Västerås d’Elke de Rijcke (Le Cormier, 2012) est un livre nécessaire, que son auteure ne pouvait pas ne pas faire. La contrainte biographique, qui selon Bataille constitue les seuls livres qui vaillent, ne devrait pas être la seule raison de lire ce long aveu, intitulé “Journal d’une désémancipation”.

Néologisme audacieux, mais juste dans son ambivalence même. Il est rare que la poésie aborde de manière aussi intime, aussi fragile et crue, la traversée d’une dépression, et plus rare encore qu’elle le fasse sans renoncer au quotidien souvent banal, presque sordide de la victime. L’histoire d’une séparation est banale. Elle l’est beaucoup moins toutefois si l’accent se met sur l’enfant, la babysit, les tâches ménagères, le temps qui manque, l’organisation d’une semaine de vacances, les reproches, les odeurs de cuisine, les langes, la présence de l’absent ou des absents à qui l’on ne cesse de s’adresser.

Västerås est un livre sans compromission, sans autre lueur que celle de la forme. Un livre d’une densité sans faille où la désorientation, les angoisses de l’auteure sont à la fois exaspérées et mises en sourdine par le travail sur le style, dru, compact, mais jamais hermétique. Car les phrases et les images sont d’autant plus efficaces et tranchantes que n’importe quel lecteur les reconnaît d’emblée (entre parenthèses : rien ne serait plus absurde que d’imaginer que ce texte de femme ne s’adresserait qu’aux femmes).

La poésie d’Elke de Rijcke est ici très personnelle.

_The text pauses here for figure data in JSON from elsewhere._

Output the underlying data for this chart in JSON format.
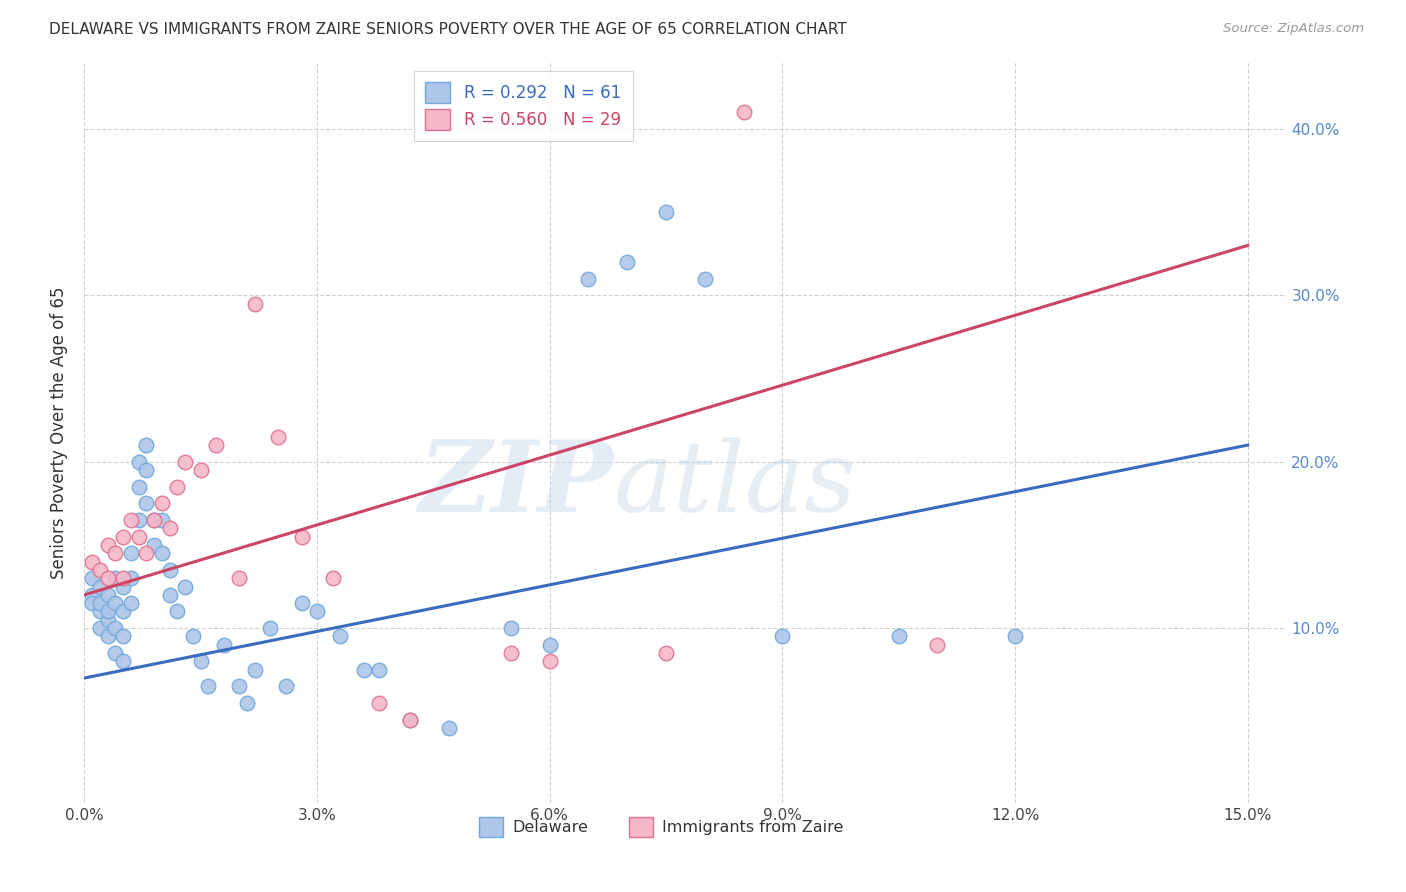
{
  "title": "DELAWARE VS IMMIGRANTS FROM ZAIRE SENIORS POVERTY OVER THE AGE OF 65 CORRELATION CHART",
  "source": "Source: ZipAtlas.com",
  "ylabel": "Seniors Poverty Over the Age of 65",
  "xlim": [
    0.0,
    0.155
  ],
  "ylim": [
    -0.005,
    0.44
  ],
  "xticks": [
    0.0,
    0.03,
    0.06,
    0.09,
    0.12,
    0.15
  ],
  "xticklabels": [
    "0.0%",
    "3.0%",
    "6.0%",
    "9.0%",
    "12.0%",
    "15.0%"
  ],
  "yticks": [
    0.1,
    0.2,
    0.3,
    0.4
  ],
  "yticklabels": [
    "10.0%",
    "20.0%",
    "30.0%",
    "40.0%"
  ],
  "background_color": "#ffffff",
  "grid_color": "#cccccc",
  "watermark_zip": "ZIP",
  "watermark_atlas": "atlas",
  "delaware_color": "#aec6e8",
  "delaware_edge": "#6fa8dc",
  "zaire_color": "#f4b8c8",
  "zaire_edge": "#e07090",
  "delaware_line_color": "#3a6bbf",
  "zaire_line_color": "#cc4466",
  "legend_label_blue": "R = 0.292   N = 61",
  "legend_label_pink": "R = 0.560   N = 29",
  "legend_bottom_blue": "Delaware",
  "legend_bottom_pink": "Immigrants from Zaire",
  "del_line_y0": 0.07,
  "del_line_y1": 0.21,
  "zaire_line_y0": 0.12,
  "zaire_line_y1": 0.33,
  "delaware_x": [
    0.001,
    0.001,
    0.001,
    0.002,
    0.002,
    0.002,
    0.002,
    0.003,
    0.003,
    0.003,
    0.003,
    0.004,
    0.004,
    0.004,
    0.004,
    0.005,
    0.005,
    0.005,
    0.005,
    0.006,
    0.006,
    0.006,
    0.007,
    0.007,
    0.007,
    0.008,
    0.008,
    0.008,
    0.009,
    0.009,
    0.01,
    0.01,
    0.011,
    0.011,
    0.012,
    0.013,
    0.014,
    0.015,
    0.016,
    0.018,
    0.02,
    0.021,
    0.022,
    0.024,
    0.026,
    0.028,
    0.03,
    0.033,
    0.036,
    0.038,
    0.042,
    0.047,
    0.055,
    0.06,
    0.065,
    0.07,
    0.075,
    0.08,
    0.09,
    0.105,
    0.12
  ],
  "delaware_y": [
    0.13,
    0.12,
    0.115,
    0.125,
    0.11,
    0.115,
    0.1,
    0.12,
    0.105,
    0.11,
    0.095,
    0.13,
    0.115,
    0.1,
    0.085,
    0.125,
    0.11,
    0.095,
    0.08,
    0.145,
    0.13,
    0.115,
    0.2,
    0.185,
    0.165,
    0.21,
    0.195,
    0.175,
    0.165,
    0.15,
    0.165,
    0.145,
    0.135,
    0.12,
    0.11,
    0.125,
    0.095,
    0.08,
    0.065,
    0.09,
    0.065,
    0.055,
    0.075,
    0.1,
    0.065,
    0.115,
    0.11,
    0.095,
    0.075,
    0.075,
    0.045,
    0.04,
    0.1,
    0.09,
    0.31,
    0.32,
    0.35,
    0.31,
    0.095,
    0.095,
    0.095
  ],
  "zaire_x": [
    0.001,
    0.002,
    0.003,
    0.003,
    0.004,
    0.005,
    0.005,
    0.006,
    0.007,
    0.008,
    0.009,
    0.01,
    0.011,
    0.012,
    0.013,
    0.015,
    0.017,
    0.02,
    0.022,
    0.025,
    0.028,
    0.032,
    0.038,
    0.042,
    0.055,
    0.06,
    0.075,
    0.085,
    0.11
  ],
  "zaire_y": [
    0.14,
    0.135,
    0.15,
    0.13,
    0.145,
    0.155,
    0.13,
    0.165,
    0.155,
    0.145,
    0.165,
    0.175,
    0.16,
    0.185,
    0.2,
    0.195,
    0.21,
    0.13,
    0.295,
    0.215,
    0.155,
    0.13,
    0.055,
    0.045,
    0.085,
    0.08,
    0.085,
    0.41,
    0.09
  ]
}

Libre de tout procédé, presque de toute influence (on sait l’impact d’André du Bouchet sur ses premiers recueils), elle ne vise pourtant pas l’universel : ce serait ignorer la prise de risque de cette parole hyper-subjective, passer outre au socle très personnel qui l’étaye. L’auteure nomme des sensations, des sentiments, des pensées qui ne sont qu’à elle, tout en offrant à autrui de nouvelles façons de voir et partant de vivre.

Que Västerås puisse se maintenir sur la corde raide d’une sensibilité aussi littéraire et tellement extrême est un exploit, qu’il convient de saluer.